Fiumicello è blindata per i funerali di Giulio Regeni che si svolgono oggi alle 14. Attese centinaia di persone nel paesino in provincia di Udine per l’ultimo saluto al giovane ricercatore arrestato, torturato e ucciso al Cairo. Ad accogliere la salma ieri sera c’era già una piccola folla, radunata nella chiesa di San Lorenzo.

La verità sull’omicidio di Giulio è ancora lontana, e quasi tutte le piste proposte in questi giorni hanno tutta l’aria di un depistaggio. Una cosa è certa: Giulio è stato arrestato e ucciso dalla polizia. Resta da stabilire se sia stato arrestato intenzionalmente o per caso. Le indiscrezioni di stampa che hanno riferito di intercettazioni precedenti al 25 gennaio e di una azione della polizia che avrebbe preso il giovane ricercatore nei pressi della sua abitazione sono state smentite dalla procura di Giza: «Non sappiamo da dove avrebbero preso queste notizie». È però possibile che Giulio non abbia avuto il tempo di prendere la metro che da Behoos, dove si trovava casa sua, doveva portarlo a Mohammed Naguib nel centro del Cairo.
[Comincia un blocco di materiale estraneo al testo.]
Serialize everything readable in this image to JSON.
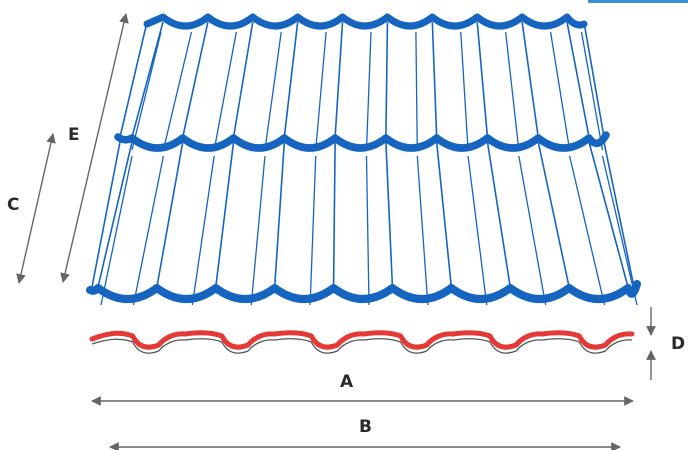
{
  "dimensions": {
    "a": "A",
    "b": "B",
    "c": "C",
    "d": "D",
    "e": "E"
  },
  "colors": {
    "sheet_wave": "#1565c0",
    "sheet_lines": "#1565c0",
    "profile_top": "#e53935",
    "profile_bottom": "#555555",
    "arrows": "#666666",
    "labels": "#2b2b2b",
    "corner_tab": "#3b8fd6"
  }
}
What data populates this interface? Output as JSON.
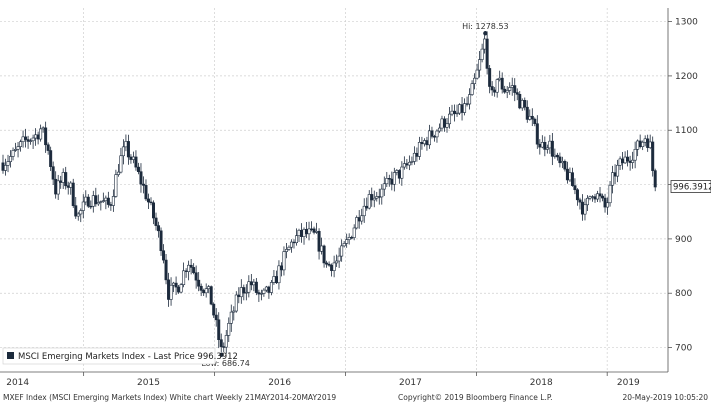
{
  "chart_data": {
    "type": "candlestick",
    "legend_text": "MSCI Emerging Markets Index - Last Price 996.3912",
    "legend_placement": "bottom-left",
    "last_price_label": "996.3912",
    "last_price": 996.3912,
    "high_annotation": {
      "text": "Hi: 1278.53",
      "value": 1278.53,
      "date": "2018-01-26"
    },
    "low_annotation": {
      "text": "Low: 686.74",
      "value": 686.74,
      "date": "2016-01-21"
    },
    "y_ticks": [
      700,
      800,
      900,
      1000,
      1100,
      1200,
      1300
    ],
    "y_tick_labels": [
      "700",
      "800",
      "900",
      "1000",
      "1100",
      "1200",
      "1300"
    ],
    "ylim": [
      655,
      1325
    ],
    "x_range": [
      "2014-05-21",
      "2019-05-20"
    ],
    "x_ticks": [
      {
        "label": "2014",
        "date": "2014-07-01"
      },
      {
        "label": "2015",
        "date": "2015-07-01"
      },
      {
        "label": "2016",
        "date": "2016-07-01"
      },
      {
        "label": "2017",
        "date": "2017-07-01"
      },
      {
        "label": "2018",
        "date": "2018-07-01"
      },
      {
        "label": "2019",
        "date": "2019-03-01"
      }
    ],
    "x_grid_dates": [
      "2014-01-01",
      "2015-01-01",
      "2016-01-01",
      "2017-01-01",
      "2018-01-01",
      "2019-01-01"
    ],
    "grid": true,
    "series": [
      {
        "values": [
          [
            "2014-05-21",
            1040
          ],
          [
            "2014-06-20",
            1055
          ],
          [
            "2014-07-21",
            1080
          ],
          [
            "2014-08-20",
            1090
          ],
          [
            "2014-09-05",
            1104
          ],
          [
            "2014-09-25",
            1060
          ],
          [
            "2014-10-15",
            990
          ],
          [
            "2014-11-05",
            1010
          ],
          [
            "2014-11-25",
            995
          ],
          [
            "2014-12-15",
            940
          ],
          [
            "2014-12-30",
            956
          ],
          [
            "2015-01-15",
            975
          ],
          [
            "2015-02-15",
            970
          ],
          [
            "2015-03-15",
            960
          ],
          [
            "2015-04-10",
            1040
          ],
          [
            "2015-04-28",
            1068
          ],
          [
            "2015-05-20",
            1040
          ],
          [
            "2015-06-20",
            990
          ],
          [
            "2015-07-15",
            940
          ],
          [
            "2015-08-10",
            880
          ],
          [
            "2015-08-25",
            800
          ],
          [
            "2015-09-20",
            810
          ],
          [
            "2015-10-20",
            860
          ],
          [
            "2015-11-20",
            820
          ],
          [
            "2015-12-20",
            795
          ],
          [
            "2016-01-21",
            690
          ],
          [
            "2016-02-10",
            740
          ],
          [
            "2016-03-10",
            800
          ],
          [
            "2016-04-10",
            820
          ],
          [
            "2016-05-10",
            790
          ],
          [
            "2016-06-10",
            810
          ],
          [
            "2016-07-10",
            860
          ],
          [
            "2016-08-10",
            900
          ],
          [
            "2016-09-10",
            910
          ],
          [
            "2016-10-10",
            905
          ],
          [
            "2016-11-10",
            850
          ],
          [
            "2016-12-10",
            860
          ],
          [
            "2017-01-10",
            900
          ],
          [
            "2017-02-10",
            950
          ],
          [
            "2017-03-10",
            980
          ],
          [
            "2017-04-10",
            985
          ],
          [
            "2017-05-10",
            1010
          ],
          [
            "2017-06-10",
            1025
          ],
          [
            "2017-07-10",
            1050
          ],
          [
            "2017-08-10",
            1080
          ],
          [
            "2017-09-10",
            1100
          ],
          [
            "2017-10-10",
            1120
          ],
          [
            "2017-11-10",
            1130
          ],
          [
            "2017-12-10",
            1150
          ],
          [
            "2018-01-05",
            1210
          ],
          [
            "2018-01-26",
            1270
          ],
          [
            "2018-02-09",
            1150
          ],
          [
            "2018-02-28",
            1195
          ],
          [
            "2018-03-20",
            1175
          ],
          [
            "2018-04-10",
            1180
          ],
          [
            "2018-05-05",
            1150
          ],
          [
            "2018-06-01",
            1120
          ],
          [
            "2018-06-30",
            1070
          ],
          [
            "2018-07-20",
            1080
          ],
          [
            "2018-08-15",
            1040
          ],
          [
            "2018-09-10",
            1020
          ],
          [
            "2018-10-10",
            980
          ],
          [
            "2018-10-30",
            950
          ],
          [
            "2018-11-20",
            990
          ],
          [
            "2018-12-10",
            975
          ],
          [
            "2018-12-28",
            955
          ],
          [
            "2019-01-20",
            1020
          ],
          [
            "2019-02-10",
            1040
          ],
          [
            "2019-03-01",
            1050
          ],
          [
            "2019-04-05",
            1075
          ],
          [
            "2019-04-19",
            1090
          ],
          [
            "2019-05-01",
            1070
          ],
          [
            "2019-05-10",
            1015
          ],
          [
            "2019-05-20",
            996.39
          ]
        ]
      }
    ]
  },
  "footer": {
    "left": "MXEF Index (MSCI Emerging Markets Index) White chart  Weekly 21MAY2014-20MAY2019",
    "center": "Copyright© 2019 Bloomberg Finance L.P.",
    "right": "20-May-2019 10:05:20"
  },
  "colors": {
    "candle": "#1c2a3c",
    "grid": "#cfcfcf",
    "axis": "#555555",
    "price_tag_bg": "#ffffff"
  }
}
Anche le indagini italiane del pm Sergio Colaiocco tenderebbero a confermare l’ipotesi che Giulio fosse controllato dai Servizi. Tre ricercatori italiani, rientrati dal Cairo, avrebbero riferito al pm che Regeni sarebbe stato fotografato l’11 dicembre scorso, proprio durante l’assemblea sindacale a cui stava prendendo parte, unico straniero che «prendeva appunti» nel parapiglia generale, materiale che ha arricchito l’articolo pubblicato postumo dal manifesto. I giovani hanno anche affermato che Giulio fosse «spaventato» anche se non c’era una minaccia chiara per la sua attività di ricerca. Questo lo avrebbe spinto a chiedere di utilizzare uno pseudonimo per la pubblicazione del suo ultimo articolo. Vista la capillarità della sorveglianza, è inverosimile che gli 007 egiziani avessero bisogno di leggere la prima versione dell’articolo, pubblicato sotto pseudonimo da Nena News.
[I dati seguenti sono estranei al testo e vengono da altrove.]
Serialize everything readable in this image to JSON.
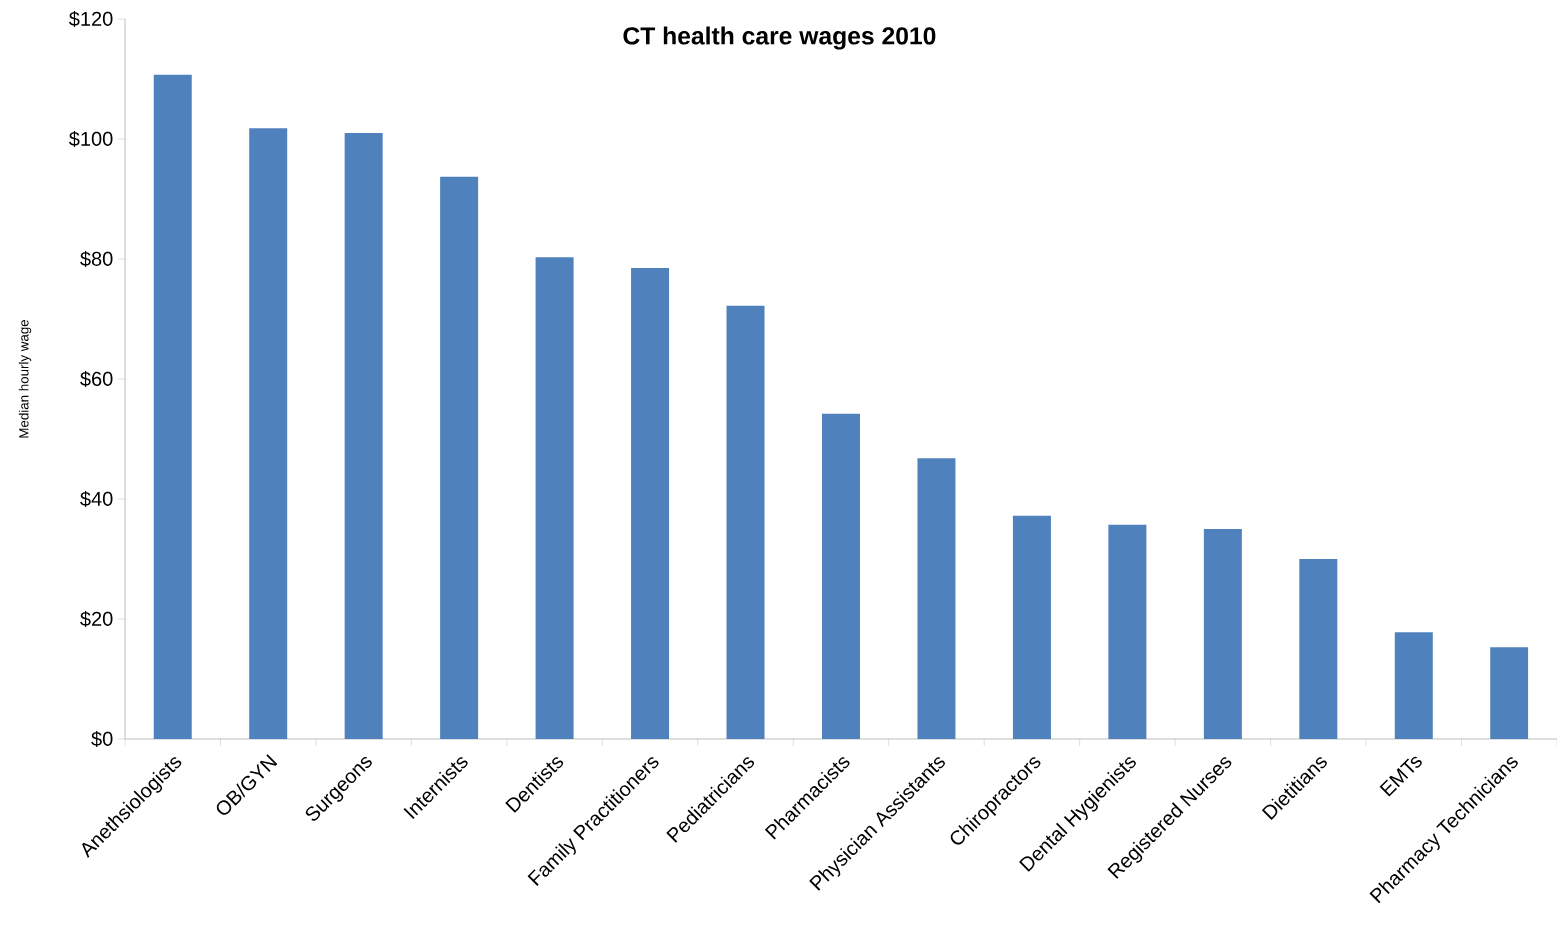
{
  "chart_data": {
    "type": "bar",
    "title": "CT health care wages 2010",
    "ylabel": "Median hourly wage",
    "categories": [
      "Anethsiologists",
      "OB/GYN",
      "Surgeons",
      "Internists",
      "Dentists",
      "Family Practitioners",
      "Pediatricians",
      "Pharmacists",
      "Physician Assistants",
      "Chiropractors",
      "Dental Hygienists",
      "Registered Nurses",
      "Dietitians",
      "EMTs",
      "Pharmacy Technicians"
    ],
    "values": [
      110.7,
      101.8,
      101.0,
      93.7,
      80.3,
      78.5,
      72.2,
      54.2,
      46.8,
      37.2,
      35.7,
      35.0,
      30.0,
      17.8,
      15.3
    ],
    "color": "#4f81bd",
    "ylim": [
      0,
      120
    ],
    "yticks": [
      {
        "value": 0,
        "label": "$0"
      },
      {
        "value": 20,
        "label": "$20"
      },
      {
        "value": 40,
        "label": "$40"
      },
      {
        "value": 60,
        "label": "$60"
      },
      {
        "value": 80,
        "label": "$80"
      },
      {
        "value": 100,
        "label": "$100"
      },
      {
        "value": 120,
        "label": "$120"
      }
    ]
  }
}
Non è chiaro però perché gli investigatori italiani e i Ros in Egitto si concentrino su una singola riunione. Regeni faceva ricerca sul campo da tempo e potrebbe essere stato notato in qualsiasi altro momento. In più, questo confermerebbe che le autorità egiziane stanno dando un aiuto davvero minimo al team investigativo italiano al Cairo, tanto da costringere gli inquirenti a concentrarsi sull’unico elemento noto pubblicamente: la partecipazione alla riunione sindacale dell’11 dicembre scorso.
Gli inquirenti egiziani stanno forgiando invece un quadro su misura che descrive Regeni come una «spia di sinistra», un insulto che in Egitto forse suona meglio solo dell’accusa di omosessualità. Per questo, nonostante tutti gli elementi, molti dei quali falsi, che sono emersi fin qui, ancora non c’è un quadro indiziario abbastanza forte da accreditare la pista dell’arresto mirato.

Però anche la pista dell’arresto casuale durante un assembramento altrettanto casuale, finito nella morte di un ricercatore scomodo, ieri ha iniziato a vacillare. Non c’erano manifestazioni quella sera e sulla stampa egiziana nessuno ha fatto i nomi di altri arrestati, che quindi non esistono.
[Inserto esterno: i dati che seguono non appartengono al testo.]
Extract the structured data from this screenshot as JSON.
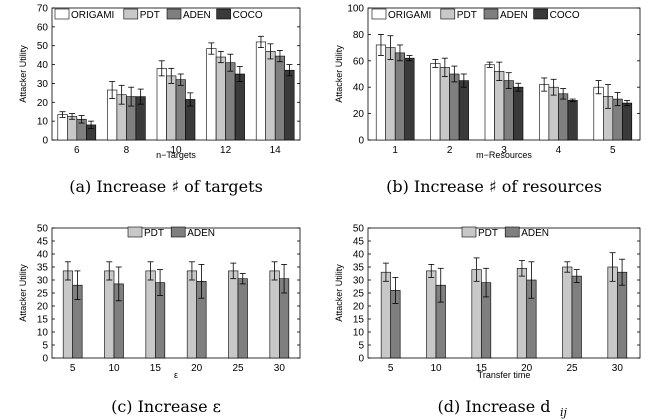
{
  "chart_data": [
    {
      "type": "bar",
      "caption": "(a) Increase ♯ of targets",
      "xlabel": "n−Targets",
      "ylabel": "Attacker Utility",
      "ylim": [
        0,
        70
      ],
      "yticks": [
        0,
        10,
        20,
        30,
        40,
        50,
        60,
        70
      ],
      "categories": [
        "6",
        "8",
        "10",
        "12",
        "14"
      ],
      "legend_position": "top",
      "series": [
        {
          "name": "ORIGAMI",
          "color": "#ffffff",
          "values": [
            13.5,
            26.5,
            38,
            48.5,
            52
          ],
          "errors": [
            1.5,
            4.5,
            4,
            3,
            3
          ]
        },
        {
          "name": "PDT",
          "color": "#c8c8c8",
          "values": [
            12.5,
            24,
            34,
            44,
            47
          ],
          "errors": [
            1.5,
            5,
            4,
            3,
            4
          ]
        },
        {
          "name": "ADEN",
          "color": "#7f7f7f",
          "values": [
            11,
            23,
            32,
            41,
            44.5
          ],
          "errors": [
            2,
            5,
            3,
            4.5,
            3
          ]
        },
        {
          "name": "COCO",
          "color": "#3a3a3a",
          "values": [
            8,
            23,
            21.5,
            35,
            37
          ],
          "errors": [
            2,
            4,
            3.5,
            4,
            3
          ]
        }
      ]
    },
    {
      "type": "bar",
      "caption": "(b) Increase ♯ of resources",
      "xlabel": "m−Resources",
      "ylabel": "Attacker Utility",
      "ylim": [
        0,
        100
      ],
      "yticks": [
        0,
        20,
        40,
        60,
        80,
        100
      ],
      "categories": [
        "1",
        "2",
        "3",
        "4",
        "5"
      ],
      "legend_position": "top",
      "series": [
        {
          "name": "ORIGAMI",
          "color": "#ffffff",
          "values": [
            72,
            58,
            57,
            42,
            40
          ],
          "errors": [
            8,
            3,
            2,
            5,
            5
          ]
        },
        {
          "name": "PDT",
          "color": "#c8c8c8",
          "values": [
            70,
            55,
            52,
            40,
            33
          ],
          "errors": [
            9,
            7,
            7,
            6,
            9
          ]
        },
        {
          "name": "ADEN",
          "color": "#7f7f7f",
          "values": [
            66,
            50,
            45,
            35,
            31
          ],
          "errors": [
            6,
            6,
            6,
            4,
            5
          ]
        },
        {
          "name": "COCO",
          "color": "#3a3a3a",
          "values": [
            62,
            45,
            40,
            30,
            28
          ],
          "errors": [
            2,
            5,
            3,
            1,
            2
          ]
        }
      ]
    },
    {
      "type": "bar",
      "caption": "(c) Increase ε",
      "xlabel": "ε",
      "ylabel": "Attacker Utility",
      "ylim": [
        0,
        50
      ],
      "yticks": [
        0,
        5,
        10,
        15,
        20,
        25,
        30,
        35,
        40,
        45,
        50
      ],
      "categories": [
        "5",
        "10",
        "15",
        "20",
        "25",
        "30"
      ],
      "legend_position": "top",
      "series": [
        {
          "name": "PDT",
          "color": "#c8c8c8",
          "values": [
            33.5,
            33.5,
            33.5,
            33.5,
            33.5,
            33.5
          ],
          "errors": [
            3.5,
            3.5,
            3.5,
            3.5,
            3,
            3.5
          ]
        },
        {
          "name": "ADEN",
          "color": "#7f7f7f",
          "values": [
            28,
            28.5,
            29,
            29.5,
            30.5,
            30.5
          ],
          "errors": [
            5.5,
            6.5,
            5,
            6.5,
            2,
            5.5
          ]
        }
      ]
    },
    {
      "type": "bar",
      "caption": "(d) Increase d",
      "caption_subscript": "ij",
      "xlabel": "Transfer time",
      "ylabel": "Attacker Utility",
      "ylim": [
        0,
        50
      ],
      "yticks": [
        0,
        5,
        10,
        15,
        20,
        25,
        30,
        35,
        40,
        45,
        50
      ],
      "categories": [
        "5",
        "10",
        "15",
        "20",
        "25",
        "30"
      ],
      "legend_position": "top",
      "series": [
        {
          "name": "PDT",
          "color": "#c8c8c8",
          "values": [
            33,
            33.5,
            34,
            34.5,
            35,
            35
          ],
          "errors": [
            3.5,
            2.5,
            4.5,
            3,
            2,
            5.5
          ]
        },
        {
          "name": "ADEN",
          "color": "#7f7f7f",
          "values": [
            26,
            28,
            29,
            30,
            31.5,
            33
          ],
          "errors": [
            5,
            6.5,
            5.5,
            7,
            2.5,
            5
          ]
        }
      ]
    }
  ]
}
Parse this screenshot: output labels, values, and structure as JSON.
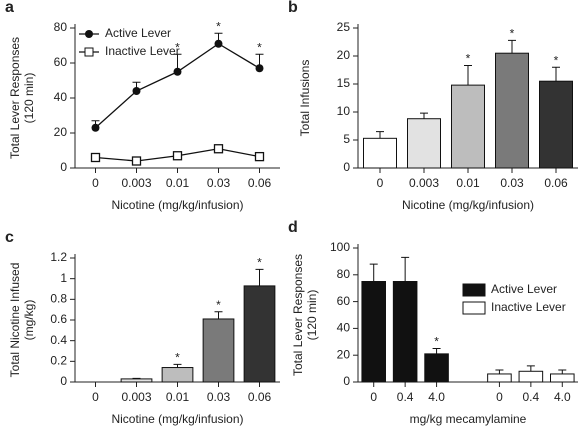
{
  "chart_data": [
    {
      "type": "line",
      "panel": "a",
      "ylabel": [
        "Total Lever Responses",
        "(120 min)"
      ],
      "xlabel": "Nicotine (mg/kg/infusion)",
      "categories": [
        "0",
        "0.003",
        "0.01",
        "0.03",
        "0.06"
      ],
      "ylim": [
        0,
        80
      ],
      "yticks": [
        0,
        20,
        40,
        60,
        80
      ],
      "legend": "upper left",
      "series": [
        {
          "name": "Active Lever",
          "color": "#111111",
          "marker": "circle",
          "values": [
            23,
            44,
            55,
            71,
            57
          ],
          "errors": [
            4,
            5,
            10,
            6,
            8
          ]
        },
        {
          "name": "Inactive Lever",
          "color": "#111111",
          "marker": "square",
          "values": [
            6,
            4,
            7,
            11,
            6.5
          ],
          "errors": [
            1.5,
            1,
            1.5,
            1.5,
            1
          ]
        }
      ],
      "markers": [
        null,
        null,
        "*",
        "*",
        "*"
      ]
    },
    {
      "type": "bar",
      "panel": "b",
      "ylabel": [
        "Total Infusions"
      ],
      "xlabel": "Nicotine (mg/kg/infusion)",
      "categories": [
        "0",
        "0.003",
        "0.01",
        "0.03",
        "0.06"
      ],
      "ylim": [
        0,
        25
      ],
      "yticks": [
        0,
        5,
        10,
        15,
        20,
        25
      ],
      "values": [
        5.3,
        8.8,
        14.8,
        20.5,
        15.5
      ],
      "errors": [
        1.2,
        1.0,
        3.5,
        2.3,
        2.5
      ],
      "colors": [
        "#ffffff",
        "#e2e2e2",
        "#bdbdbd",
        "#7a7a7a",
        "#333333"
      ],
      "markers": [
        null,
        null,
        "*",
        "*",
        "*"
      ]
    },
    {
      "type": "bar",
      "panel": "c",
      "ylabel": [
        "Total Nicotine Infused",
        "(mg/kg)"
      ],
      "xlabel": "Nicotine (mg/kg/infusion)",
      "categories": [
        "0",
        "0.003",
        "0.01",
        "0.03",
        "0.06"
      ],
      "ylim": [
        0,
        1.2
      ],
      "yticks": [
        0,
        0.2,
        0.4,
        0.6,
        0.8,
        1,
        1.2
      ],
      "values": [
        0,
        0.03,
        0.14,
        0.61,
        0.93
      ],
      "errors": [
        0,
        0.005,
        0.03,
        0.07,
        0.16
      ],
      "colors": [
        "#ffffff",
        "#e2e2e2",
        "#bdbdbd",
        "#7a7a7a",
        "#333333"
      ],
      "markers": [
        null,
        null,
        "*",
        "*",
        "*"
      ]
    },
    {
      "type": "bar",
      "panel": "d",
      "ylabel": [
        "Total Lever Responses",
        "(120 min)"
      ],
      "xlabel": "mg/kg mecamylamine",
      "categories": [
        "0",
        "0.4",
        "4.0"
      ],
      "ylim": [
        0,
        100
      ],
      "yticks": [
        0,
        20,
        40,
        60,
        80,
        100
      ],
      "legend": "upper right",
      "series": [
        {
          "name": "Active Lever",
          "color": "#111111",
          "values": [
            75,
            75,
            21
          ],
          "errors": [
            13,
            18,
            4
          ],
          "markers": [
            null,
            null,
            "*"
          ]
        },
        {
          "name": "Inactive Lever",
          "color": "#ffffff",
          "values": [
            6,
            8,
            6
          ],
          "errors": [
            3,
            4,
            3
          ]
        }
      ]
    }
  ]
}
Così sembra più plausibile l’ipotesi dell’arresto mirato di uno straniero. Se esistono davvero delle intercettazioni è possibile anche che chi ascoltava Giulio lo avesse scambiato per inglese considerando sia il suo accento sia la sua affiliazione all’Università americana del Cairo (Auc) anche se evidentemente al momento dell’identificazione, se c’è mai stata, la nazionalità italiana è saltata fuori. Sembra però che le autorità egiziane se ne siano preoccupate solo quando il ministro degli Esteri Paolo Gentiloni ha chiamato il suo omologo, Sameh Shokry, ben sei giorni dopo la sua scomparsa, quando Giulio forse era già morto.

E qui si arriva al punto ancora oscuro dell’inchiesta. Perché non è stata resa immediatamente pubblica, su tutti i media, la notizia della scomparsa di Giulio Regeni? Emerge che le autorità egiziane non avevano preso sul serio le richieste che venivano dall’ambasciatore italiano al Cairo, Maurizio Massari, di spiegazioni sulla sparizione del giovane dottorando. Per ben due giorni il ministro dell’Interno Ghaffar non avrebbe risposto. Fino al 31 gennaio, quando la stampa è stata allertata, non è ancora chiaro cosa sia avvenuto.